After nearly two years in which prices had been rising, in the last two months the Consumer Price Index (CPI) finally began to decline. The annual variation for May was located at 12.36%, and confirmed the downward trend, which the market expects to consolidate in the second semester.
Behind this, according to experts, there are two phenomena. On the one hand, the contraction in demand thanks to the process of interest rate increases that the Bank of the Republic has been promoting since the end of 2021as well as the moderation in the costs of the producers, which are evidenced in the decrease of the Producer Price Index (IPP), which for May already registered a variation of -1.43% in annual terms.
“Much of the drop in inflation is a base effect, we are leveling out compared to last year’s prices, which rose a lot. Costs stopped growing, and the international prices of inputs have fallen, which allows businessmen to not have such strong pressure, and that helps to prevent prices from rising, but I would also think that interest rates at this time are not They are a key factor.”explains Camilo Herrera, director of the Raddar firm.
According to the expert, it is important to keep in mind that costs grew much more than priceswhich means that producers still have problems in their cost structures and profit margins. In addition, it points out that the PPI trend began to reverse about a year ago while inflation changed its trend two months ago, a difference of almost 12 months.
(See: Banrep’s new calendar to disclose interest rates)
“The brake on inflation is not occurring due to a drop in prices, or lower prices, but rather due to lower growth in costs,” assures Herrera.
Similarly, the expert believes that rates “still have a long way to go to really affect the market,” but it has been seen that households reduced their level of purchase.
“The fall in bank rates will be faster than that of the Issuer, since this fall is not only a function of usury rates, but also of market conditions”asserts the expert.

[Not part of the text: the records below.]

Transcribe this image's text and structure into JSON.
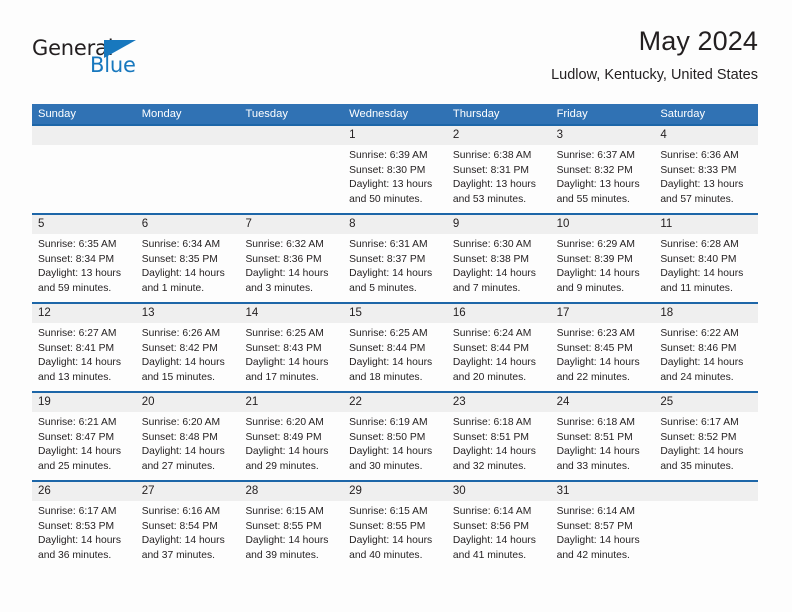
{
  "brand": {
    "name_part1": "General",
    "name_part2": "Blue",
    "flag_icon": "triangle-flag-icon"
  },
  "header": {
    "title": "May 2024",
    "subtitle": "Ludlow, Kentucky, United States"
  },
  "calendar": {
    "weekdays": [
      "Sunday",
      "Monday",
      "Tuesday",
      "Wednesday",
      "Thursday",
      "Friday",
      "Saturday"
    ],
    "colors": {
      "header_blue": "#3072b4",
      "divider_blue": "#1d66a8",
      "number_band": "#efefef",
      "text": "#231f20",
      "brand_blue": "#1878be"
    },
    "weeks": [
      {
        "days": [
          {
            "num": "",
            "sunrise": "",
            "sunset": "",
            "daylight1": "",
            "daylight2": ""
          },
          {
            "num": "",
            "sunrise": "",
            "sunset": "",
            "daylight1": "",
            "daylight2": ""
          },
          {
            "num": "",
            "sunrise": "",
            "sunset": "",
            "daylight1": "",
            "daylight2": ""
          },
          {
            "num": "1",
            "sunrise": "Sunrise: 6:39 AM",
            "sunset": "Sunset: 8:30 PM",
            "daylight1": "Daylight: 13 hours",
            "daylight2": "and 50 minutes."
          },
          {
            "num": "2",
            "sunrise": "Sunrise: 6:38 AM",
            "sunset": "Sunset: 8:31 PM",
            "daylight1": "Daylight: 13 hours",
            "daylight2": "and 53 minutes."
          },
          {
            "num": "3",
            "sunrise": "Sunrise: 6:37 AM",
            "sunset": "Sunset: 8:32 PM",
            "daylight1": "Daylight: 13 hours",
            "daylight2": "and 55 minutes."
          },
          {
            "num": "4",
            "sunrise": "Sunrise: 6:36 AM",
            "sunset": "Sunset: 8:33 PM",
            "daylight1": "Daylight: 13 hours",
            "daylight2": "and 57 minutes."
          }
        ]
      },
      {
        "days": [
          {
            "num": "5",
            "sunrise": "Sunrise: 6:35 AM",
            "sunset": "Sunset: 8:34 PM",
            "daylight1": "Daylight: 13 hours",
            "daylight2": "and 59 minutes."
          },
          {
            "num": "6",
            "sunrise": "Sunrise: 6:34 AM",
            "sunset": "Sunset: 8:35 PM",
            "daylight1": "Daylight: 14 hours",
            "daylight2": "and 1 minute."
          },
          {
            "num": "7",
            "sunrise": "Sunrise: 6:32 AM",
            "sunset": "Sunset: 8:36 PM",
            "daylight1": "Daylight: 14 hours",
            "daylight2": "and 3 minutes."
          },
          {
            "num": "8",
            "sunrise": "Sunrise: 6:31 AM",
            "sunset": "Sunset: 8:37 PM",
            "daylight1": "Daylight: 14 hours",
            "daylight2": "and 5 minutes."
          },
          {
            "num": "9",
            "sunrise": "Sunrise: 6:30 AM",
            "sunset": "Sunset: 8:38 PM",
            "daylight1": "Daylight: 14 hours",
            "daylight2": "and 7 minutes."
          },
          {
            "num": "10",
            "sunrise": "Sunrise: 6:29 AM",
            "sunset": "Sunset: 8:39 PM",
            "daylight1": "Daylight: 14 hours",
            "daylight2": "and 9 minutes."
          },
          {
            "num": "11",
            "sunrise": "Sunrise: 6:28 AM",
            "sunset": "Sunset: 8:40 PM",
            "daylight1": "Daylight: 14 hours",
            "daylight2": "and 11 minutes."
          }
        ]
      },
      {
        "days": [
          {
            "num": "12",
            "sunrise": "Sunrise: 6:27 AM",
            "sunset": "Sunset: 8:41 PM",
            "daylight1": "Daylight: 14 hours",
            "daylight2": "and 13 minutes."
          },
          {
            "num": "13",
            "sunrise": "Sunrise: 6:26 AM",
            "sunset": "Sunset: 8:42 PM",
            "daylight1": "Daylight: 14 hours",
            "daylight2": "and 15 minutes."
          },
          {
            "num": "14",
            "sunrise": "Sunrise: 6:25 AM",
            "sunset": "Sunset: 8:43 PM",
            "daylight1": "Daylight: 14 hours",
            "daylight2": "and 17 minutes."
          },
          {
            "num": "15",
            "sunrise": "Sunrise: 6:25 AM",
            "sunset": "Sunset: 8:44 PM",
            "daylight1": "Daylight: 14 hours",
            "daylight2": "and 18 minutes."
          },
          {
            "num": "16",
            "sunrise": "Sunrise: 6:24 AM",
            "sunset": "Sunset: 8:44 PM",
            "daylight1": "Daylight: 14 hours",
            "daylight2": "and 20 minutes."
          },
          {
            "num": "17",
            "sunrise": "Sunrise: 6:23 AM",
            "sunset": "Sunset: 8:45 PM",
            "daylight1": "Daylight: 14 hours",
            "daylight2": "and 22 minutes."
          },
          {
            "num": "18",
            "sunrise": "Sunrise: 6:22 AM",
            "sunset": "Sunset: 8:46 PM",
            "daylight1": "Daylight: 14 hours",
            "daylight2": "and 24 minutes."
          }
        ]
      },
      {
        "days": [
          {
            "num": "19",
            "sunrise": "Sunrise: 6:21 AM",
            "sunset": "Sunset: 8:47 PM",
            "daylight1": "Daylight: 14 hours",
            "daylight2": "and 25 minutes."
          },
          {
            "num": "20",
            "sunrise": "Sunrise: 6:20 AM",
            "sunset": "Sunset: 8:48 PM",
            "daylight1": "Daylight: 14 hours",
            "daylight2": "and 27 minutes."
          },
          {
            "num": "21",
            "sunrise": "Sunrise: 6:20 AM",
            "sunset": "Sunset: 8:49 PM",
            "daylight1": "Daylight: 14 hours",
            "daylight2": "and 29 minutes."
          },
          {
            "num": "22",
            "sunrise": "Sunrise: 6:19 AM",
            "sunset": "Sunset: 8:50 PM",
            "daylight1": "Daylight: 14 hours",
            "daylight2": "and 30 minutes."
          },
          {
            "num": "23",
            "sunrise": "Sunrise: 6:18 AM",
            "sunset": "Sunset: 8:51 PM",
            "daylight1": "Daylight: 14 hours",
            "daylight2": "and 32 minutes."
          },
          {
            "num": "24",
            "sunrise": "Sunrise: 6:18 AM",
            "sunset": "Sunset: 8:51 PM",
            "daylight1": "Daylight: 14 hours",
            "daylight2": "and 33 minutes."
          },
          {
            "num": "25",
            "sunrise": "Sunrise: 6:17 AM",
            "sunset": "Sunset: 8:52 PM",
            "daylight1": "Daylight: 14 hours",
            "daylight2": "and 35 minutes."
          }
        ]
      },
      {
        "days": [
          {
            "num": "26",
            "sunrise": "Sunrise: 6:17 AM",
            "sunset": "Sunset: 8:53 PM",
            "daylight1": "Daylight: 14 hours",
            "daylight2": "and 36 minutes."
          },
          {
            "num": "27",
            "sunrise": "Sunrise: 6:16 AM",
            "sunset": "Sunset: 8:54 PM",
            "daylight1": "Daylight: 14 hours",
            "daylight2": "and 37 minutes."
          },
          {
            "num": "28",
            "sunrise": "Sunrise: 6:15 AM",
            "sunset": "Sunset: 8:55 PM",
            "daylight1": "Daylight: 14 hours",
            "daylight2": "and 39 minutes."
          },
          {
            "num": "29",
            "sunrise": "Sunrise: 6:15 AM",
            "sunset": "Sunset: 8:55 PM",
            "daylight1": "Daylight: 14 hours",
            "daylight2": "and 40 minutes."
          },
          {
            "num": "30",
            "sunrise": "Sunrise: 6:14 AM",
            "sunset": "Sunset: 8:56 PM",
            "daylight1": "Daylight: 14 hours",
            "daylight2": "and 41 minutes."
          },
          {
            "num": "31",
            "sunrise": "Sunrise: 6:14 AM",
            "sunset": "Sunset: 8:57 PM",
            "daylight1": "Daylight: 14 hours",
            "daylight2": "and 42 minutes."
          },
          {
            "num": "",
            "sunrise": "",
            "sunset": "",
            "daylight1": "",
            "daylight2": ""
          }
        ]
      }
    ]
  }
}
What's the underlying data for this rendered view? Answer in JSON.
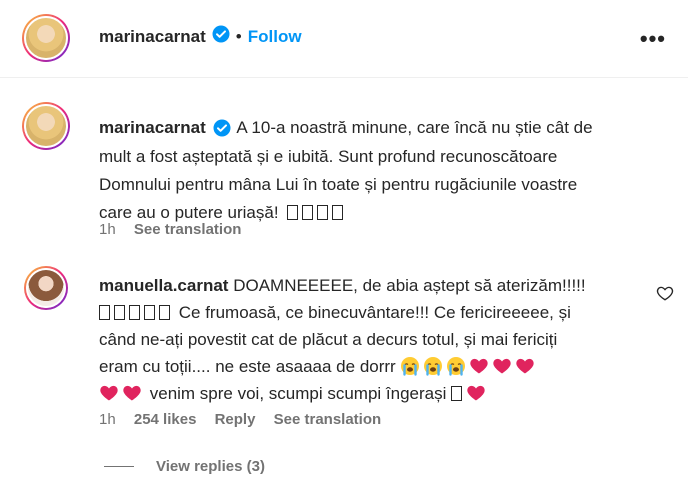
{
  "header": {
    "username": "marinacarnat",
    "separator": "•",
    "follow_label": "Follow",
    "more_label": "•••"
  },
  "post": {
    "username": "marinacarnat",
    "lines": [
      "A 10-a noastră minune, care încă nu știe cât de",
      "mult a fost așteptată și e iubită. Sunt profund recunoscătoare",
      "Domnului pentru mâna Lui în toate și pentru rugăciunile voastre",
      "care au o putere uriașă!"
    ],
    "time": "1h",
    "see_translation": "See translation"
  },
  "comment": {
    "username": "manuella.carnat",
    "line1": "DOAMNEEEEE, de abia aștept să aterizăm!!!!!",
    "line2": "Ce frumoasă, ce binecuvântare!!! Ce fericireeeee, și",
    "line3": "când ne-ați povestit cat de plăcut a decurs totul, și mai fericiți",
    "line4": "eram cu toții.... ne este asaaaa de dorrr",
    "line5": "venim spre voi, scumpi scumpi îngerași",
    "time": "1h",
    "likes": "254 likes",
    "reply_label": "Reply",
    "see_translation": "See translation",
    "view_replies": "View replies (3)"
  },
  "icons": {
    "verified": "verified-badge-icon",
    "heart": "heart-outline-icon",
    "crying": "loudly-crying-face-icon",
    "red_heart": "red-heart-icon"
  },
  "colors": {
    "accent": "#0095f6",
    "verified": "#0095f6",
    "muted": "#737373",
    "heart": "#e0245e"
  }
}
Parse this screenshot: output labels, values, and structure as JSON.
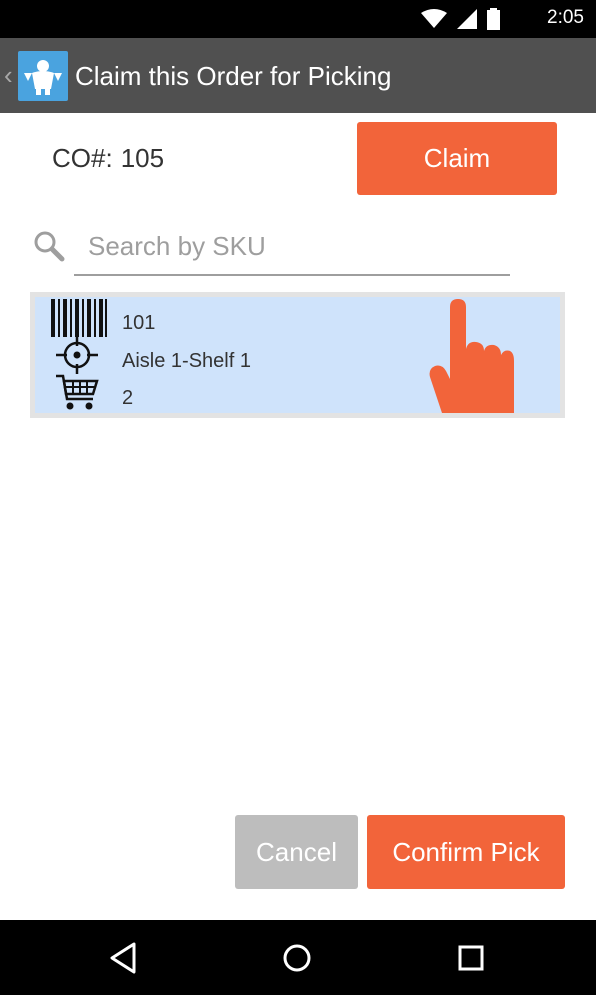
{
  "status_bar": {
    "time": "2:05",
    "icons": [
      "wifi-icon",
      "cellular-signal-icon",
      "battery-icon"
    ]
  },
  "action_bar": {
    "title": "Claim this Order for Picking",
    "back_icon": "chevron-left-icon",
    "app_icon": "app-logo-icon"
  },
  "order": {
    "label": "CO#:",
    "number": "105"
  },
  "buttons": {
    "claim": "Claim",
    "cancel": "Cancel",
    "confirm": "Confirm Pick"
  },
  "search": {
    "placeholder": "Search by SKU",
    "value": ""
  },
  "items": [
    {
      "sku": "101",
      "location": "Aisle 1-Shelf 1",
      "quantity": "2"
    }
  ],
  "colors": {
    "accent": "#f2643a",
    "action_bar": "#505050",
    "item_bg": "#cfe3fb",
    "cancel_bg": "#bdbdbd"
  },
  "nav_bar": {
    "icons": [
      "back-triangle-icon",
      "home-circle-icon",
      "recents-square-icon"
    ]
  }
}
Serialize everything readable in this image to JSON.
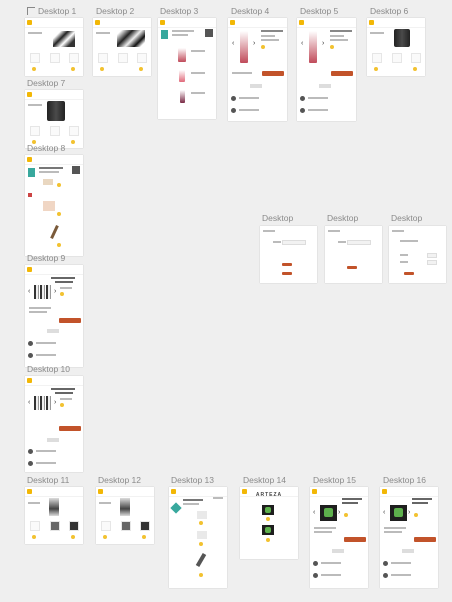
{
  "frames": {
    "d1": "Desktop 1",
    "d2": "Desktop 2",
    "d3": "Desktop 3",
    "d4": "Desktop 4",
    "d5": "Desktop 5",
    "d6": "Desktop 6",
    "d7": "Desktop 7",
    "d8": "Desktop 8",
    "d9": "Desktop 9",
    "d10": "Desktop 10",
    "d11": "Desktop 11",
    "d12": "Desktop 12",
    "d13": "Desktop 13",
    "d14": "Desktop 14",
    "d15": "Desktop 15",
    "d16": "Desktop 16",
    "dA": "Desktop",
    "dB": "Desktop",
    "dC": "Desktop"
  },
  "brand": {
    "accent": "#c2532a",
    "logo": "#f2b705",
    "canvas": "#efefef"
  }
}
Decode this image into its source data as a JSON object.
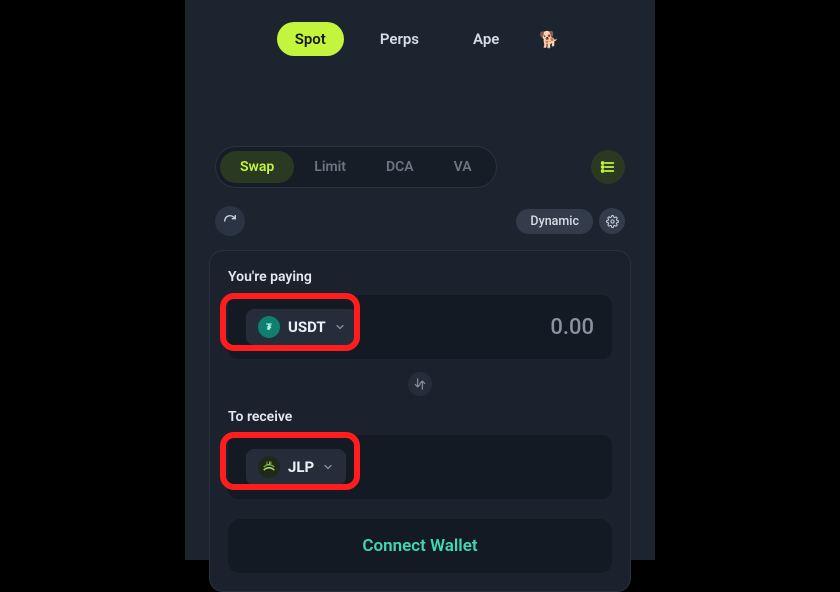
{
  "topnav": {
    "items": [
      {
        "label": "Spot",
        "active": true
      },
      {
        "label": "Perps",
        "active": false
      },
      {
        "label": "Ape",
        "active": false
      }
    ],
    "emoji": "🐕"
  },
  "mode_tabs": {
    "items": [
      {
        "label": "Swap",
        "active": true
      },
      {
        "label": "Limit",
        "active": false
      },
      {
        "label": "DCA",
        "active": false
      },
      {
        "label": "VA",
        "active": false
      }
    ]
  },
  "controls": {
    "dynamic_label": "Dynamic"
  },
  "swap": {
    "pay_label": "You're paying",
    "pay_token": "USDT",
    "pay_amount": "0.00",
    "receive_label": "To receive",
    "receive_token": "JLP",
    "connect_label": "Connect Wallet"
  }
}
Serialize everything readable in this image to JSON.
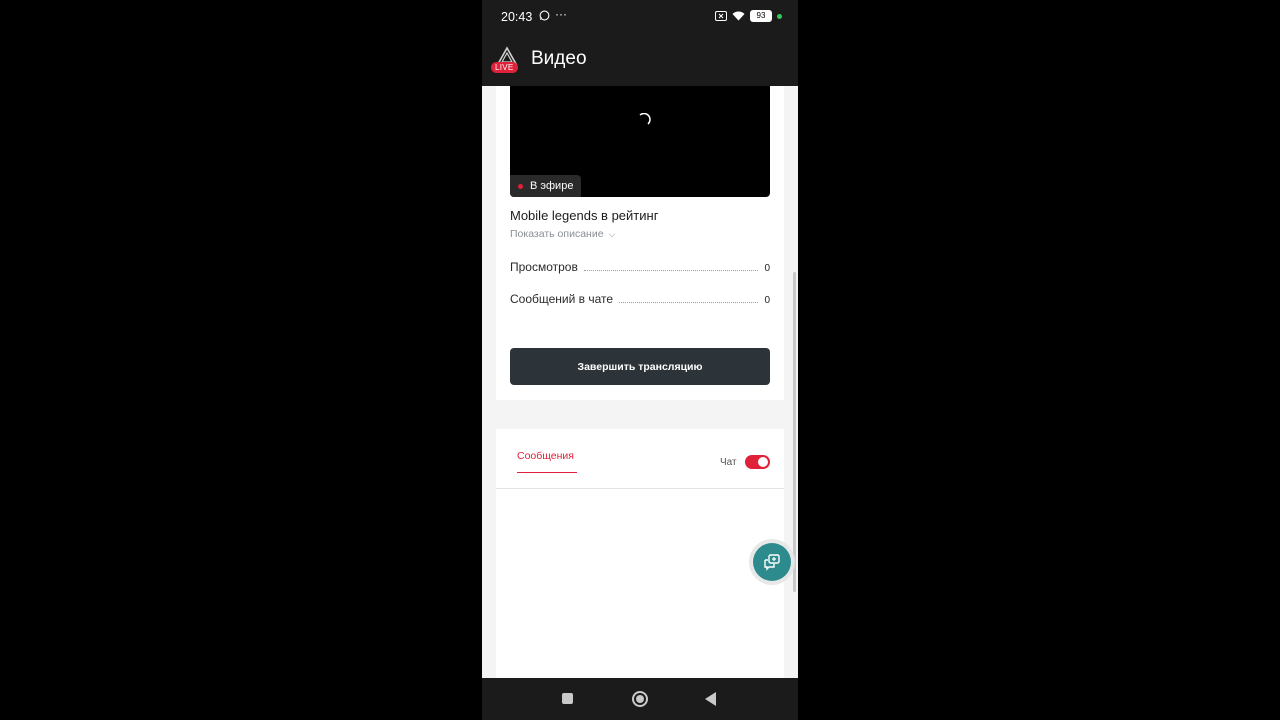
{
  "status_bar": {
    "time": "20:43",
    "dots": "···",
    "battery": "93",
    "icons": [
      "whatsapp-icon",
      "screen-record-icon",
      "wifi-icon",
      "battery-icon"
    ]
  },
  "app_bar": {
    "title": "Видео",
    "badge": "LIVE",
    "accent": "#e0213a"
  },
  "player": {
    "live_label": "В эфире"
  },
  "stream": {
    "title": "Mobile legends в рейтинг",
    "show_description": "Показать описание"
  },
  "stats": [
    {
      "label": "Просмотров",
      "value": "0"
    },
    {
      "label": "Сообщений в чате",
      "value": "0"
    }
  ],
  "end_button": "Завершить трансляцию",
  "chat": {
    "tab_messages": "Сообщения",
    "toggle_label": "Чат",
    "toggle_on": true
  },
  "colors": {
    "accent": "#e0213a",
    "button_dark": "#2d3439",
    "fab": "#2e8b8d"
  }
}
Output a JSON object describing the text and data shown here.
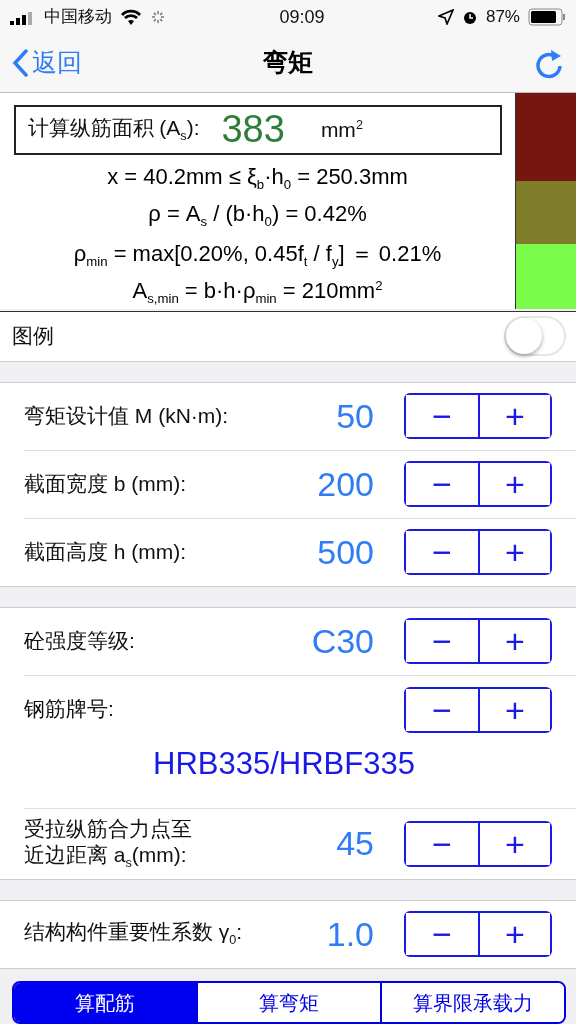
{
  "status_bar": {
    "carrier": "中国移动",
    "time": "09:09",
    "battery": "87%"
  },
  "nav": {
    "back": "返回",
    "title": "弯矩"
  },
  "result": {
    "label": "计算纵筋面积 (A$_{s}$):",
    "value": "383",
    "unit": "mm$^{2}$",
    "lines": [
      "x = 40.2mm  ≤  ξ$_{b}$·h$_{0}$ = 250.3mm",
      "ρ = A$_{s}$ / (b·h$_{0}$) = 0.42%",
      "ρ$_{min}$ = max[0.20%, 0.45f$_{t}$ / f$_{y}$] ＝ 0.21%",
      "A$_{s,min}$ = b·h·ρ$_{min}$ = 210mm$^{2}$"
    ]
  },
  "color_scale": [
    {
      "color": "#761610"
    },
    {
      "color": "#7f7d2a"
    },
    {
      "color": "#7cfc4a"
    }
  ],
  "legend": {
    "label": "图例",
    "on": false
  },
  "groups": [
    {
      "rows": [
        {
          "kind": "inline",
          "label": "弯矩设计值  M (kN·m):",
          "value": "50",
          "minus": "−",
          "plus": "+"
        },
        {
          "kind": "inline",
          "label": "截面宽度  b (mm):",
          "value": "200",
          "minus": "−",
          "plus": "+"
        },
        {
          "kind": "inline",
          "label": "截面高度  h (mm):",
          "value": "500",
          "minus": "−",
          "plus": "+"
        }
      ]
    },
    {
      "rows": [
        {
          "kind": "inline",
          "label": "砼强度等级:",
          "value": "C30",
          "minus": "−",
          "plus": "+"
        },
        {
          "kind": "below",
          "label": "钢筋牌号:",
          "value": "HRB335/HRBF335",
          "minus": "−",
          "plus": "+"
        },
        {
          "kind": "inline",
          "label_lines": [
            "受拉纵筋合力点至",
            "近边距离  a$_{s}$(mm):"
          ],
          "value": "45",
          "minus": "−",
          "plus": "+"
        }
      ]
    },
    {
      "rows": [
        {
          "kind": "inline",
          "label": "结构构件重要性系数  γ$_{0}$:",
          "value": "1.0",
          "minus": "−",
          "plus": "+"
        }
      ]
    }
  ],
  "modes": [
    {
      "label": "算配筋",
      "selected": true
    },
    {
      "label": "算弯矩",
      "selected": false
    },
    {
      "label": "算界限承载力",
      "selected": false
    }
  ]
}
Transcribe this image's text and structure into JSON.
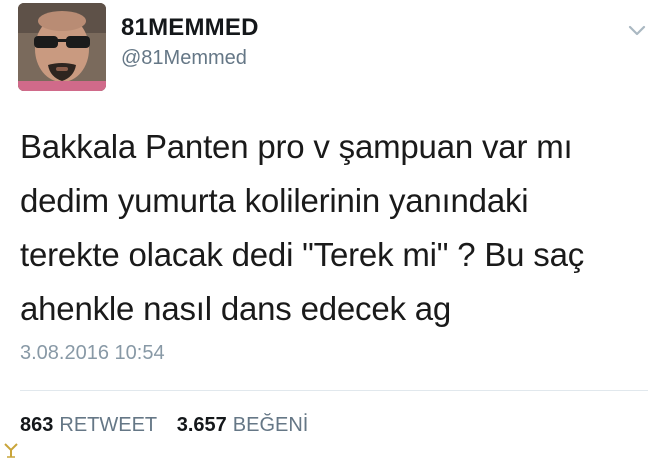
{
  "user": {
    "display_name": "81MEMMED",
    "handle": "@81Memmed",
    "avatar_icon": "profile-photo"
  },
  "menu": {
    "icon": "chevron-down-icon"
  },
  "tweet": {
    "lines": [
      "Bakkala Panten pro v şampuan var mı",
      "dedim yumurta kolilerinin yanındaki",
      "terekte olacak dedi \"Terek mi\" ? Bu saç",
      "ahenkle nasıl dans edecek ag"
    ],
    "timestamp": "3.08.2016 10:54"
  },
  "stats": {
    "retweets_count": "863",
    "retweets_label": "RETWEET",
    "likes_count": "3.657",
    "likes_label": "BEĞENİ"
  },
  "colors": {
    "text": "#14171a",
    "secondary": "#657786",
    "timestamp": "#8899a6",
    "divider": "#e1e8ed"
  }
}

According to José Ignacio López, director of economic research at Corficolombiana, it is complex to break down this effect on inflation between the supply shock of inputs, and also the fall in demand, despite the fact that the academy has tried to do some analysis.
“On the input side, we are already seeing a significant correction. In dollars, global PPIs are in deflation, falling, which has implied disinflation in many jurisdictions. In Latin America we have seen surprises recently, in which inflation is lower than what analysts expect, we have seen it in Colombia”indicated the economist.
As Lopez explains, just as there was a global component in inflation when prices roseis also on the decline of the CPI.
(See: Transportation and rentals will continue to put pressure on inflation)
“When we look at the dynamics between consumption and credit, we also notice a slowdown in some segments, as well as the effects of interest rates on aggregate demand, so there would also be an effect on inflation. In terms of fees, I would think this level is restrictive enough.”said.
According to the Corficolombiana executive, there is a consensus among analysts as to how rates should stay putbut the question arises about the speed at which inflation can fall, due to shocks such as the increase in gasoline.
“The discussion is not whether there is an increase in rates or not, because they will surely be quiet, but the question is the space that the Banco de la República will have towards the end of the year to lower rates”said.
On the other hand, Luis Fernando Mejía, the executive director of the Fedesarrollo study center, assured that both factors have had an impact on the reduction of inflation data in annual terms.
(See: Inflation: Food fell for the first time since June 2021)
“On the one hand, the impact of the increase in interest rates has slowed down the growth of demand and, on the other hand, the reduction of the effects of supply shocks, including the drop in commodity prices and the drop in costs. of transport, which had such an impact in the post-pandemic”explained the economist.